Extending the Contentbox RateLimiter.cfc

Happy new year everyone.
I am working on a solution for a contetnbox site where one user cannot access the site with cookies. As I looked through the ContentBox settings in the past I knew that the rate limiter might cause some problems here. As my fears have been confirmed by some testing I will now need to modifiy the rate limiter and implement some kind of exclusion logik.
Sice I have not edited the Contentbox internal modules in the past, I would like to share my thoughts here.

I would not like to set the numer of allowed requests higher than what is needed for this usecase as this is a magnitude higher than the current setting.

My first thought was to set a value in the session storage when the session is created, I would then let the rate limiter look up this key in the session storage and tell it to treat this as if a cookie was existend.

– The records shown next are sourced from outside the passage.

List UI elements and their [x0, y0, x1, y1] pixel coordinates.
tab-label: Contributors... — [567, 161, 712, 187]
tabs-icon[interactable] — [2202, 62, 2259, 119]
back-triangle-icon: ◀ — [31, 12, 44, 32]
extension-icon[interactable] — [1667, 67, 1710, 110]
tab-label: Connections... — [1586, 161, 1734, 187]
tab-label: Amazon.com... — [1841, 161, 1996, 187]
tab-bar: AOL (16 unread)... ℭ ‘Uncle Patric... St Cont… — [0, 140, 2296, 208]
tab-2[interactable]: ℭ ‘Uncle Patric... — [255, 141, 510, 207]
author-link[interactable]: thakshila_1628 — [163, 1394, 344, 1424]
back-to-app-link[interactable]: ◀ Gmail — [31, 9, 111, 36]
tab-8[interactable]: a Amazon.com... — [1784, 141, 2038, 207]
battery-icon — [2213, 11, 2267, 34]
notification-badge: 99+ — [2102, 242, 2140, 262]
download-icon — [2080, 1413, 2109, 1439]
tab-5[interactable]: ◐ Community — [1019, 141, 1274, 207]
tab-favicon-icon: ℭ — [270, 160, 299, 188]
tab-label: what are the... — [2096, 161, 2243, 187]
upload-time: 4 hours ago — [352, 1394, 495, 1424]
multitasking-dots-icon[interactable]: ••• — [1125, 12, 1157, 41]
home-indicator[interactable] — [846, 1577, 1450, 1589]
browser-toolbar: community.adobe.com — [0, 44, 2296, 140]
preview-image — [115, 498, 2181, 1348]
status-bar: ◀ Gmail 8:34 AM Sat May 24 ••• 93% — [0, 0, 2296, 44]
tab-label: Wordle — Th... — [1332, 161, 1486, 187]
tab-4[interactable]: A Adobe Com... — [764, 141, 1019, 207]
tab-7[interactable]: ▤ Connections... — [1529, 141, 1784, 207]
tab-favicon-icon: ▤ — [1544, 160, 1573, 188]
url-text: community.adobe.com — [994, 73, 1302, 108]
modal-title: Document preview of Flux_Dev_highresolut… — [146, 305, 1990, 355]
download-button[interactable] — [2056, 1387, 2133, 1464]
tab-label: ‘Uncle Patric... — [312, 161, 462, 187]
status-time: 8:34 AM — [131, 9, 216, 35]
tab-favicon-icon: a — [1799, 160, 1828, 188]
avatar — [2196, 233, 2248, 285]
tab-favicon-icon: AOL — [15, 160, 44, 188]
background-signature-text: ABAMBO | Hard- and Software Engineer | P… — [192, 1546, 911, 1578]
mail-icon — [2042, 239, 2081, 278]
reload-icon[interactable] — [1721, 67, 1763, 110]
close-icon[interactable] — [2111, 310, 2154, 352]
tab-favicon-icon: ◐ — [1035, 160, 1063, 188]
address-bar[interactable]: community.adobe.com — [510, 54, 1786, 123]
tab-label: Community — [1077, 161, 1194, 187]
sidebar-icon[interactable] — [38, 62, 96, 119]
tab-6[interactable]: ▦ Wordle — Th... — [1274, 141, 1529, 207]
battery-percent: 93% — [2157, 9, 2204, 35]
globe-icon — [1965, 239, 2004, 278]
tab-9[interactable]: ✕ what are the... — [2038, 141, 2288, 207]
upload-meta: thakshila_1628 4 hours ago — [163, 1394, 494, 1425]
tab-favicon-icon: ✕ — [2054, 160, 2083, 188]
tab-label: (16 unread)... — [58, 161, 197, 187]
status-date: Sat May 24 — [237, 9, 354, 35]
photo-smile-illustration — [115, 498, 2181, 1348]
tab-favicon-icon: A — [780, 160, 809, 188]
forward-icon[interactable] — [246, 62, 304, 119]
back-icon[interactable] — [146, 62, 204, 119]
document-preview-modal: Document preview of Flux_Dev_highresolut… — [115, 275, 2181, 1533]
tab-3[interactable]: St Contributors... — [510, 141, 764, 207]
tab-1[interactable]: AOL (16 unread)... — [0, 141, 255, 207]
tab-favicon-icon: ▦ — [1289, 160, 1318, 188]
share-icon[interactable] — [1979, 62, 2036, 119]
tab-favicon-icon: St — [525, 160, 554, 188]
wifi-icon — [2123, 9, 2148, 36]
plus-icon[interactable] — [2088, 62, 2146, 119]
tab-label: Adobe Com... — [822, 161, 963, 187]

However, since I’m not ready to add the required session ID to every call (e.g. for images, scripts), this would fail on pages where many of these calls would have to be made by the client.

My second idea was to set an ip whitelist. However I would need to remove the entrys when the session is closed or suspended.

The third idea that came to my mind is to extend the existing logik and targetData struct.
If I detected a valid call (likely by a session parameter as described in my first idea) than a flag in the targetData struct should indicate that calls from this IP are legit. When another call from the same IP is detected the limiter should not count this call towards the allowable limit.
However a second duration setting could prevent that the IP would be whitelisted indefnietly.
When the “lastAttempt” is older that the set allowed time the request should count towards the limit.

function limiter( count, lockDuration, allowDuration, event, settings) {
var realIP = settingService.getRealIP();
var allowSession = sessionStorage.getVar( "ignoreRateLimiterForSession", false );
if( firstTimeVisit ) {
targetData = { type = allowSession ? "ALLOW" : "LOCK", attempts = allowSession ? 0 : 1, lastAttempt = now( ) };
return;
}
//I am replacing the needed if/else logic with cases for readability
case targetData.type == "ALLOW" && targetData.lastAttempt > allowDuration && !allowSession:
    targetData.type = "LOCK";
    targetData.attempts = 1;
    targetData.lastAttempt = now( );
case targetData.type == "ALLOW" && allowSession:
   targetData.lastAttempt = now( );
case targetData.type == "LOCK" && allowSession:
    targetData.type = "ALLOW";
    targetData.attempts = 0;
    targetData.lastAttempt = now( );
case targetData.type == "LOCK" && targetData.lastAttempt > lockDuration && targetData.attempts > count
    //BLOCK REQUEST
case targetData.type == "LOCK" && targetData.lastAttempt > lockDuration
    targetData.attempts++;
    targetData.lastAttempt = now( );
default:
//reset struct if none matches

Do you think there is another solution?
One thing I have noticed while going through the code:
The rate limiter seems to keep the stored targetData indefinetly. If many different bots from different destinations would access a contentbox site only a few times or only once this would increase the memory usage as we do not clean up the “limitData” struct. Could this be a potential cause of memory leaks?